The Movie That is the Bridge Between the world of SAC and the 1996 Movie

Solid State Society is a made-for-TV movie that takes place after GITS:SAC 2ndGIG.

It's been two years since Motoko Kusanagi left Section 9. No one has heard or seen from her, not even her mentor/confidante Batou, but as the opening makes clear, Kusanagi is still close by and keeping a very close eye on her old friends in Section 9 and the world of cyber crime.

The story begins when a lieutenant of the former dictator of the Siak republic, who himself is taking asylum in Japan, takes a hostage, then winds up killing himself in a fit of panic. But not before revealing "the Puppeteer is coming!"

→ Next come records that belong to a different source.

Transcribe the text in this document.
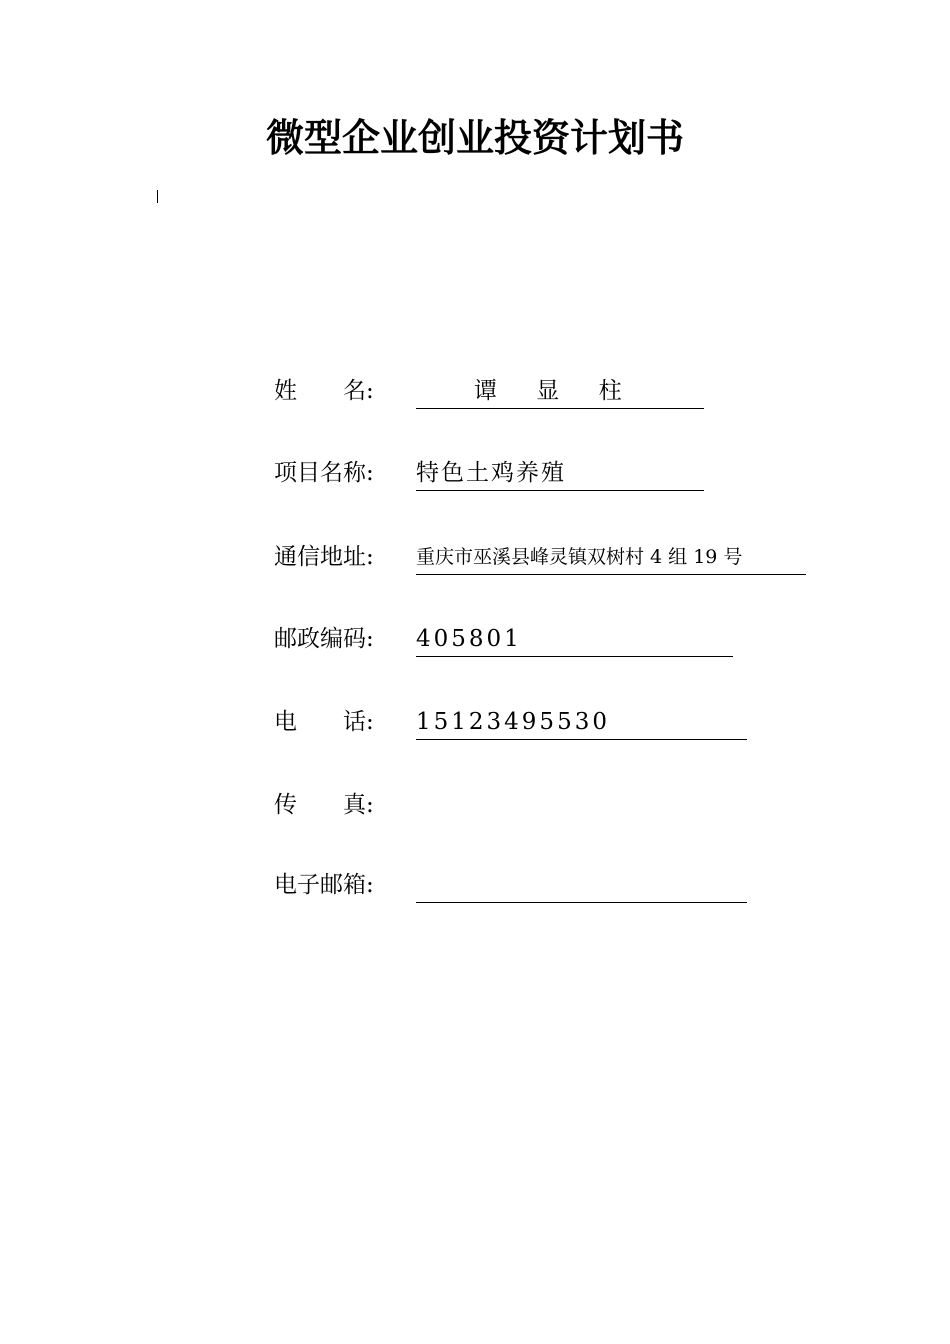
微型企业创业投资计划书
姓　　名:	谭 显 柱
项目名称: 特色土鸡养殖
通信地址: 重庆市巫溪县峰灵镇双树村 4 组 19 号
邮政编码: 405801
电　　话: 15123495530
传　　真:
电子邮箱:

Section 9 finds that 12 other members of the former Siak president's military guard have also killed themselves. After the former leader of Siak is found dead Section 9 is off and running.

The investigation leads to a child smuggling ring (how the Siak dictator came to be involved in it is never explained) whose beneficiaries are a collective of elderly people, the "Noble Rot Senior citizens," who take the kids as their own. Noble Rot is a group of wealthy, elderly invalids who see in the children a chance to shape Japan's future, and form the children into a national ruling class. Togusa finds out that that the elderly connivers of Noble Rot are in fact the Solid State Society. The Puppeteer it turns out is working hand in hand with them. Why is the reason behind the story.

This is a different world than the one of the first two seasons of GITS:SAC. For starters it's far darker than GIG1 or even GIG2. Section 9 is bigger than ever --over 20 people now, mostly never before seen characters who we never get an introduction to, not even a speaking part. As Aramaki puts it, he wants a group that can cover multiple investigations at a time without using all it's resources. Togusa is now team leader, and a big improvement over Kusanagi IMHO. His cop manner is much more likeable than Kusanagi's lone-wolf routine.

The other thing one notices is that we start to see an introspective Kusanagi. She is more like the angst-ridden moaner from the '96 movie and less like the still-friendly cop from the two SAC series. If one watches SAC:GIG1, then SAC:GIG2, Solid State Society and Ghost in the shell, in that order it's clear how the producers masterfully transform Kusanagi from a person capable of experiencing happiness to a woman consumed by her doubts about her own humanity. If anyone who thinks SAC exists in an "alternate universe" watches the series and the 3 movies, all in order, they'll have no doubts they're all in the same universe when it's over.

I don't have to say anything about the animation for GITS:SAC:SSS. It's feature worthy, and I expect no less from the GITS:SAC Committe. They ALWAYS deliver the goods visually. The writers tell a complex (at times unnecessarily so)

but engaging story, and after a couple viewings you will actually get it all! :D

Solid State Society is a strong entry in the GITS cannon, although it blatantly borrows themes from the '96 movie --former dictator seeking asylum; the "Puppeteer," which sounds almost exactly like the "Puppet Master".

Still it's stronger than GITS:Innocence, but not as "philosophical" as either of Mamoru's works. Those who felt the first movie was too talky and a tad too dark will like this one much better. Although the international politics angle is no simpler the story focuses more on crime-solving and isn't so bleak.

For non-fans this film stands on it's own as a good movie, and will get them used to the gritty, sophisticated world of GITS:SAC, though for the uninitiated it's not the most accommodating place to be introduced to the series. For fans of the series this movie is a must-have, not just because it's another great story in a fascinating universe fans already love, but because it completes Kusanagi's character arc.